A related measure, SB 236, would require fertility data centers to retain nondisclosing medical history about gamete donors so donor‑conceived people — or their parents while minors — can access medical information needed for medical care. Senator Lawson, who introduced SB 236 as a supplement to SB 250, said the bill would allow medical history to be preserved while limiting identifying information until an individual requests it after age 18.

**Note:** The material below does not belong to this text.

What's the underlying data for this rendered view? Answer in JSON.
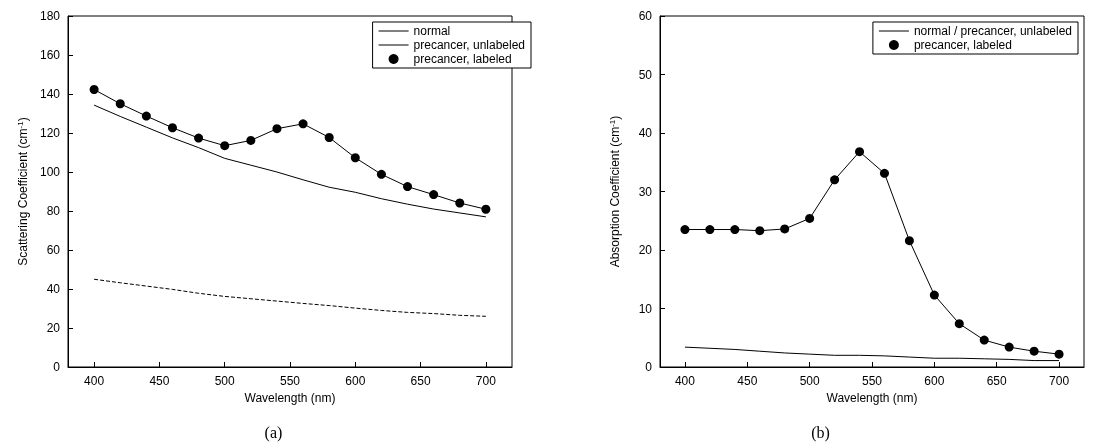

Donor‑conceived witnesses told the committee why the bills matter. Eve Chigalov, an eighth‑grade student who identified herself as donor‑conceived, described a recent illness and told senators she and her family lacked the family medical history clinicians needed: "This bill ensures that anyone conceived through donation is notified of their status and is given access to their biological family's medical history," she said, urging the committee to pass SB 236.
Supporters — including the Uniform Law Commission and advocacy groups representing donor‑conceived people and LGBTQ families — told the committee the legislation reduces legal uncertainty that can leave parents unable to act for a child and can block children from benefits such as health insurance or survivor benefits when parentage is unclear. Some public commentators asked that the parentage and donor‑information provisions be considered together; others raised ethical questions about commercial surrogacy and privacy that were presented as concerns in submitted written testimony.
No committee vote was recorded in the hearing. Sponsors asked the committee to report the bills favorably and to move them to the floor; committee members asked for follow‑up details on particular drafting points before taking further action.